My wife and I were taken aback. The little girl’s sweet, innocent voice hung in the air for a moment while the seconds ticked down dangerously fast. We looked at each other and struggled to come up with a response. Here were were, pulling through an intersection in bumper to bumper traffic with no way to stop and sit down with anyone. No way of “getting real” for a moment. So, we did the best we could with what we had. We picked up a pair of scissors and started cutting.

“What man are you talking about?” we asked.

“Back there where we turned. The man was black. But that man should be white, right? That’s weird isn’t it?”

We shook our heads. My wife turned around to face the back seat, “No, sweetie,” she said. “That’s not weird. People are all kinds of different colors.

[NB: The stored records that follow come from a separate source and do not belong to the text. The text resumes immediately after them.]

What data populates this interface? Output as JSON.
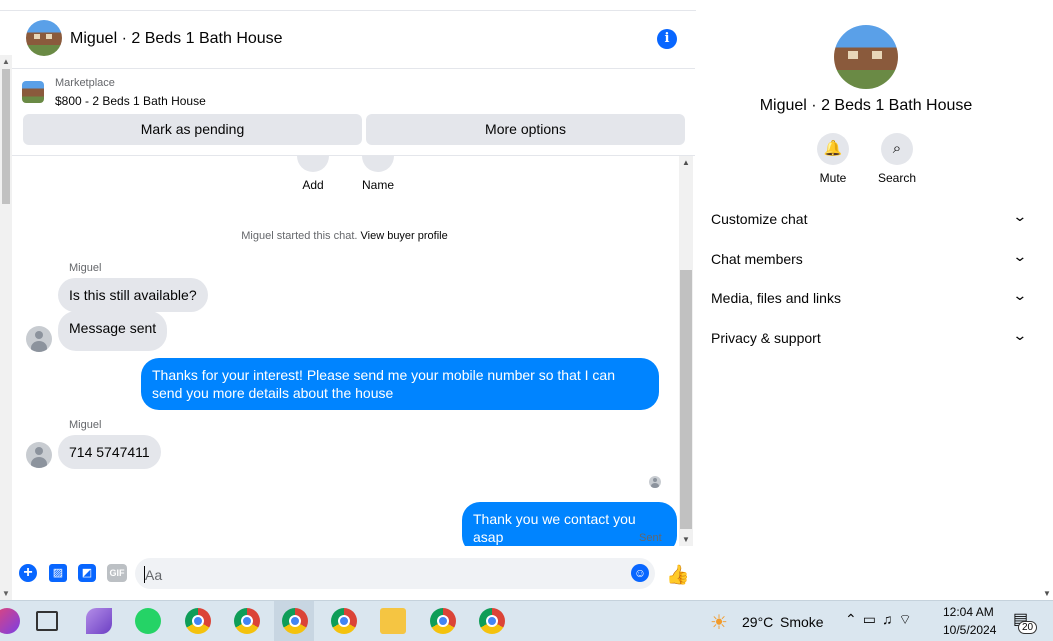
{
  "chat_header": {
    "title": "Miguel · 2 Beds 1 Bath House",
    "info_icon": "i"
  },
  "marketplace": {
    "label": "Marketplace",
    "listing": "$800 - 2 Beds 1 Bath House",
    "mark_pending": "Mark as pending",
    "more_options": "More options"
  },
  "quick_actions": [
    {
      "label": "Add"
    },
    {
      "label": "Name"
    }
  ],
  "conversation": {
    "started_prefix": "Miguel started this chat. ",
    "started_link": "View buyer profile",
    "sender1": "Miguel",
    "msg1": "Is this still available?",
    "msg2": "Message sent",
    "msg3": "Thanks for your interest! Please send me your mobile number so that I can send you more details about the house",
    "sender2": "Miguel",
    "msg4": "714 5747411",
    "msg5": "Thank you we contact you asap",
    "status": "Sent"
  },
  "composer": {
    "placeholder": "Aa",
    "gif_label": "GIF"
  },
  "right_panel": {
    "title": "Miguel · 2 Beds 1 Bath House",
    "mute": "Mute",
    "search": "Search",
    "sections": [
      "Customize chat",
      "Chat members",
      "Media, files and links",
      "Privacy & support"
    ]
  },
  "taskbar": {
    "temperature": "29°C",
    "weather": "Smoke",
    "time": "12:04 AM",
    "date": "10/5/2024",
    "notifications": "20"
  },
  "colors": {
    "accent": "#0866ff",
    "outgoing_bubble": "#0084ff",
    "incoming_bubble": "#e4e6eb"
  }
}
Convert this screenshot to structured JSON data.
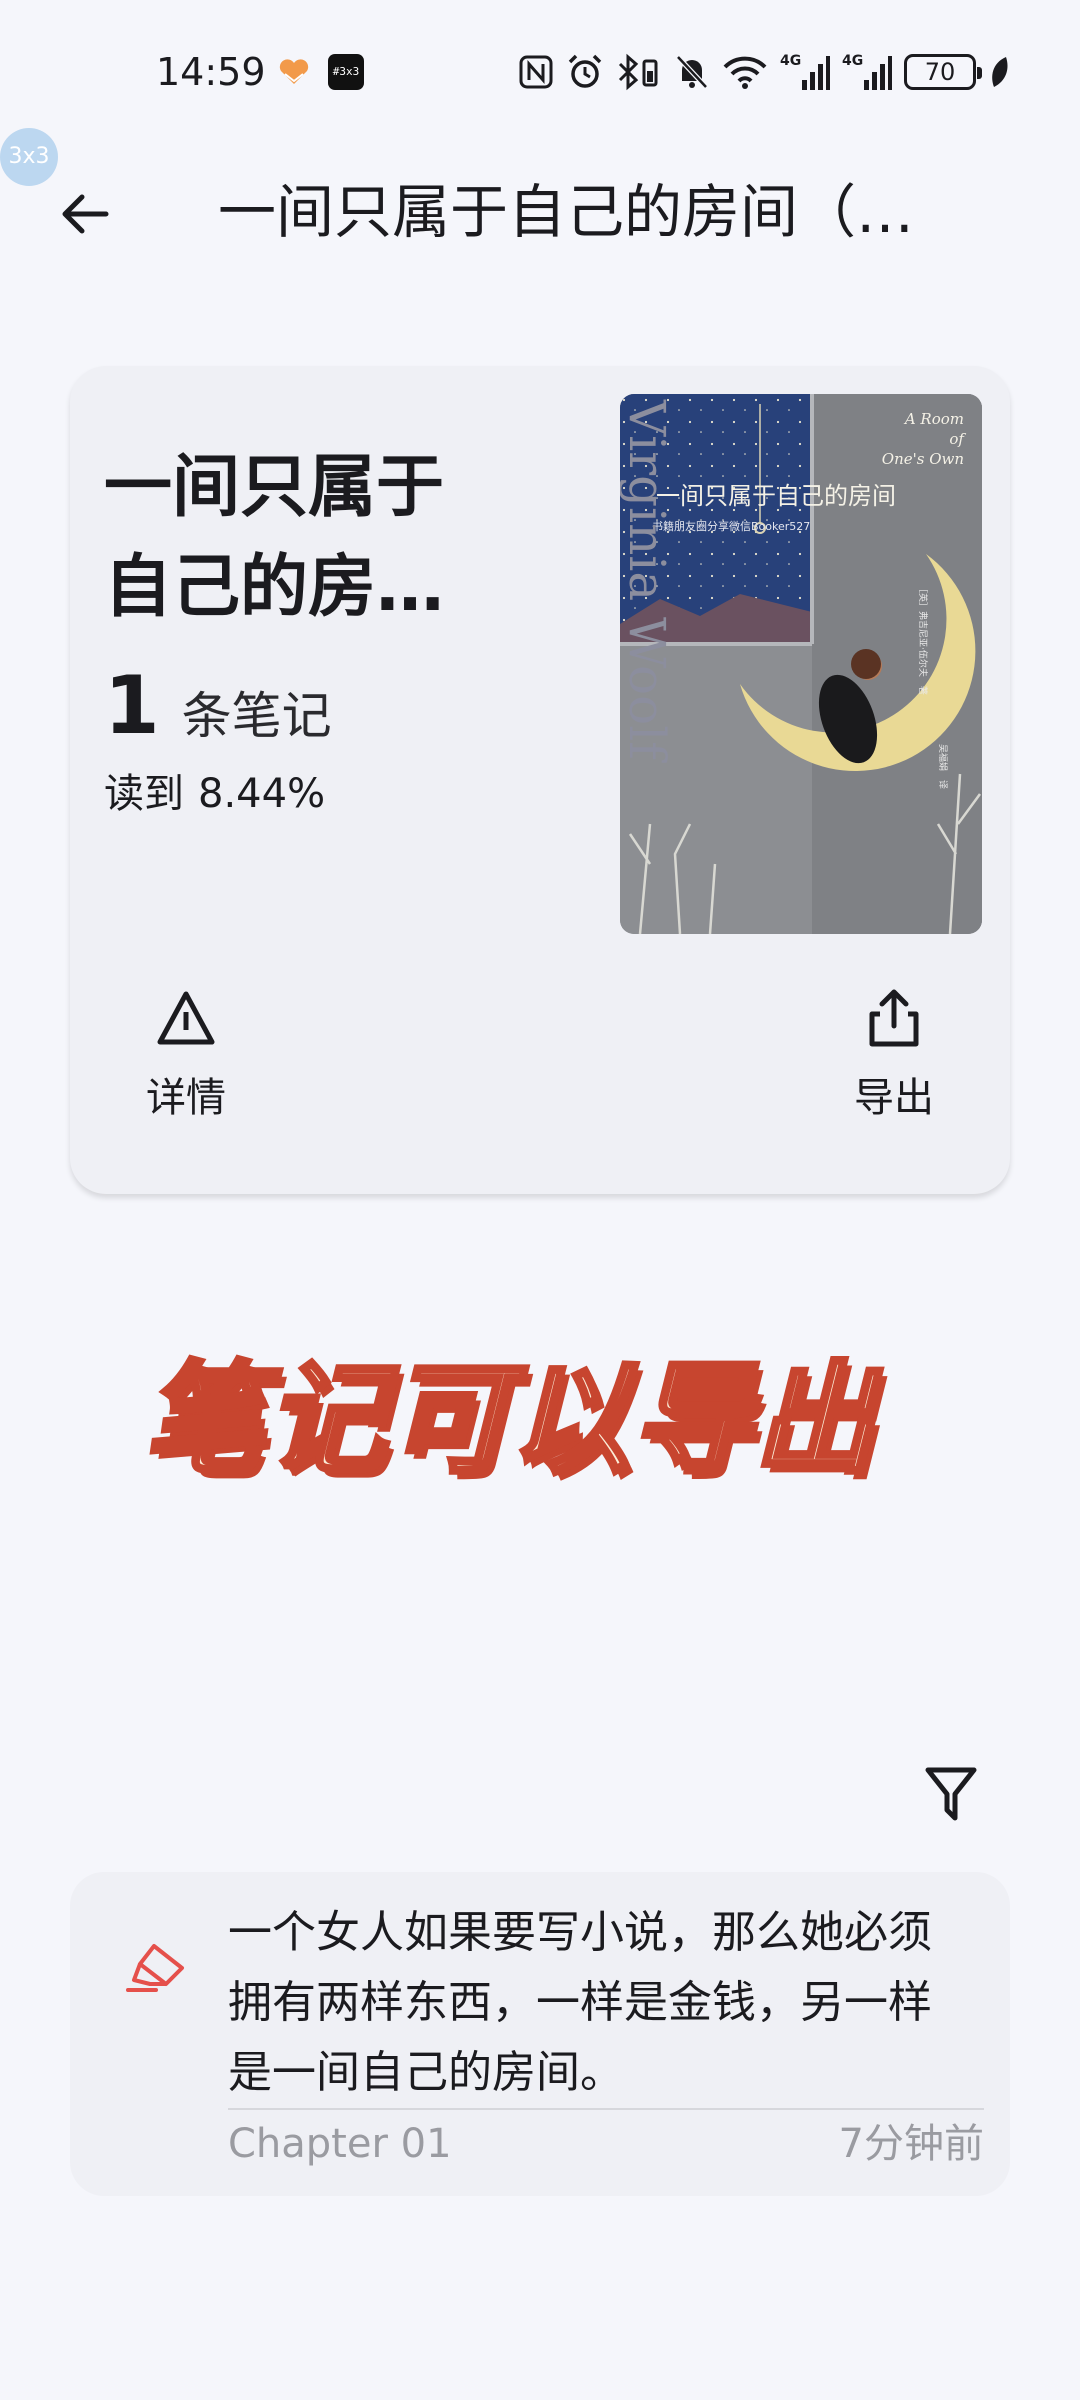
{
  "status_bar": {
    "time": "14:59",
    "battery": "70",
    "app_badge": "#3x3",
    "network_labels": [
      "4G",
      "4G"
    ]
  },
  "floating_badge": "3x3",
  "app_bar": {
    "title": "一间只属于自己的房间（…"
  },
  "book": {
    "title_line1": "一间只属于",
    "title_line2": "自己的房…",
    "note_count": "1",
    "note_count_label": "条笔记",
    "progress_label": "读到",
    "progress_value": "8.44%",
    "cover": {
      "title": "一间只属于自己的房间",
      "subtitle": "书籍朋友圈分享微信Booker527",
      "english_line1": "A Room",
      "english_line2": "of",
      "english_line3": "One's Own",
      "author_vertical": "Virginia Woolf",
      "author_cn": "［英］弗吉尼亚·伍尔夫　著",
      "translator": "吴福娟　译"
    },
    "actions": {
      "details_label": "详情",
      "export_label": "导出"
    }
  },
  "caption": "笔记可以导出",
  "note": {
    "text": "一个女人如果要写小说，那么她必须拥有两样东西，一样是金钱，另一样是一间自己的房间。",
    "chapter": "Chapter 01",
    "time": "7分钟前"
  },
  "colors": {
    "background": "#f5f6fb",
    "card": "#eff0f5",
    "highlight_marker": "#e5504b",
    "caption_fill": "#fbecd7",
    "caption_stroke": "#c7452f"
  }
}
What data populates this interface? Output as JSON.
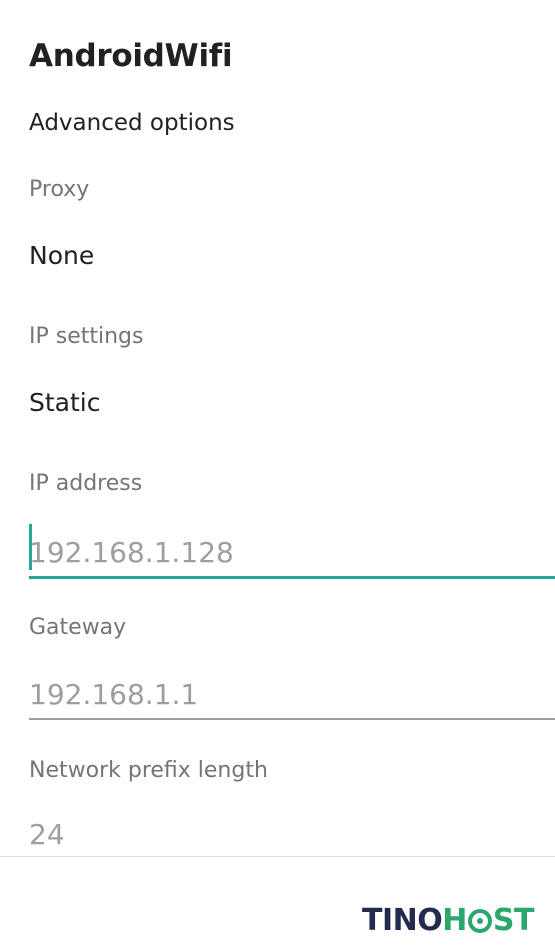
{
  "dialog": {
    "title": "AndroidWifi",
    "advanced_options": "Advanced options"
  },
  "proxy": {
    "label": "Proxy",
    "value": "None"
  },
  "ip_settings": {
    "label": "IP settings",
    "value": "Static"
  },
  "ip_address": {
    "label": "IP address",
    "placeholder": "192.168.1.128"
  },
  "gateway": {
    "label": "Gateway",
    "placeholder": "192.168.1.1"
  },
  "network_prefix": {
    "label": "Network prefix length",
    "placeholder": "24"
  },
  "watermark": {
    "part1": "TINO",
    "part2a": "H",
    "part2b": "ST"
  },
  "colors": {
    "accent": "#26a69a",
    "text_primary": "#212121",
    "text_secondary": "#757575",
    "logo_dark": "#232b4e",
    "logo_green": "#2aa86b"
  }
}
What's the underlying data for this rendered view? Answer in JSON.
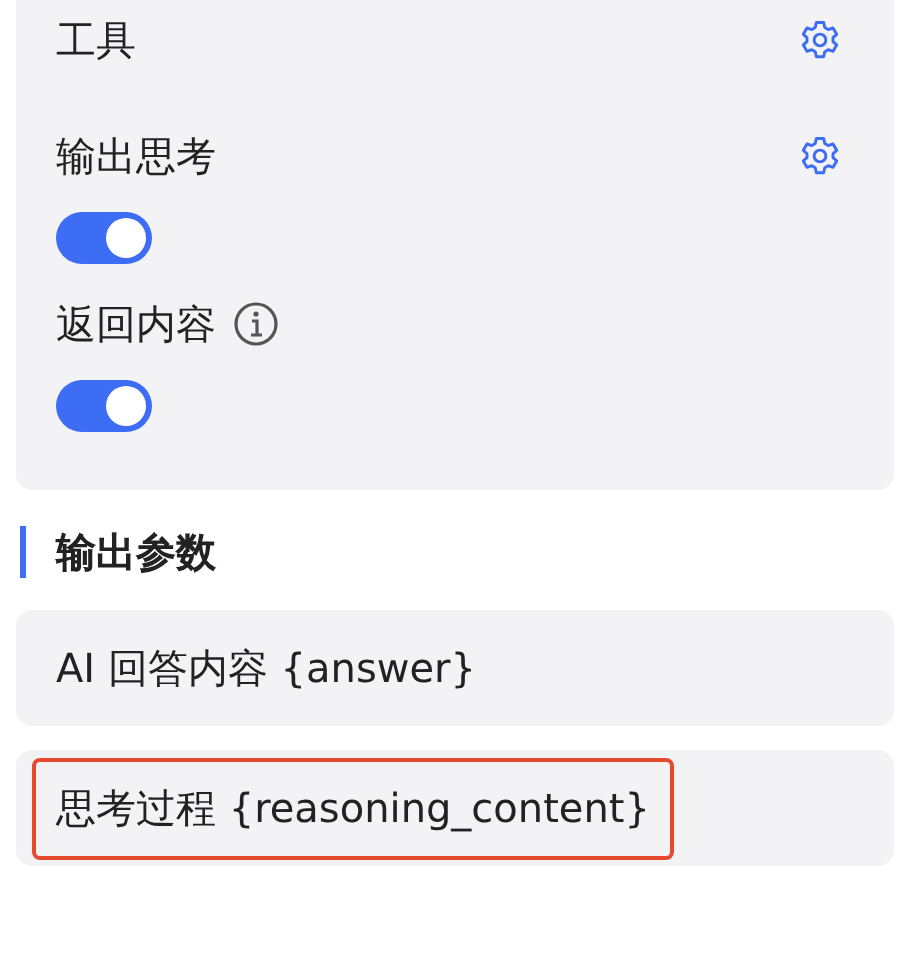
{
  "settings": [
    {
      "kind": "gear",
      "label": "工具"
    },
    {
      "kind": "gear-toggle",
      "label": "输出思考",
      "on": true
    },
    {
      "kind": "info-toggle",
      "label": "返回内容",
      "on": true
    }
  ],
  "output_section": {
    "title": "输出参数",
    "items": [
      {
        "label": "AI 回答内容 {answer}",
        "highlighted": false
      },
      {
        "label": "思考过程 {reasoning_content}",
        "highlighted": true
      }
    ]
  }
}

Your Daddy is white, but there are a lot of people that are not. Don’t you remember? We know lots of people that are all different colors.”

The little girl was confused and chewed her lip. She turned to look out the side window. “Okay, yeah.” She said, obviously not understanding what we were saying, “But I think that man was supposed to be white.”

“That man was exactly the color God wanted him to be, Sweetheart.”

Lydia nodded, staring thoughtfully into the distance. “Well… I think God should have made him white, that way those people could cross the street.”

The explosion rocked the car sending glass and debris in every direction. The body of the vehicle disintegrated in a blinding and instantaneous light. The steering wheel flipped 80 feet up in the air and came down spinning on top of my head. I hung frozen in mid air, sitting in an invisible car, hair standing straight up, eyes wide with the stunned realization of what was really going on. “Okay, wait a second. Are you talking about the man on the sign at that intersection back there? The man that lights up and looks like he is walking?”

“Yes!” Her eyes lit up, “You said that we can’t cross the street unless he is white! That one was black so how could people cross the street?”

My wife and I shared a cooperative sigh of relief and exasperation. The smoke slowly started to clear.

Parenting is an impossible puzzle. A confusing box of wire all coiled around each other with a slowly ticking timer and a brick of dynamite at the bottom. You wipe the sweat from your forehead, pick up the wire cutters, take a deep breath, plan your movements carefully, and then dive head first into the box. But you know the truth. The truth is, it doesn’t matter what wire you cut. The whole adorable thing is just going to blow up in your face and there isn’t anything you can possibly do to stop it.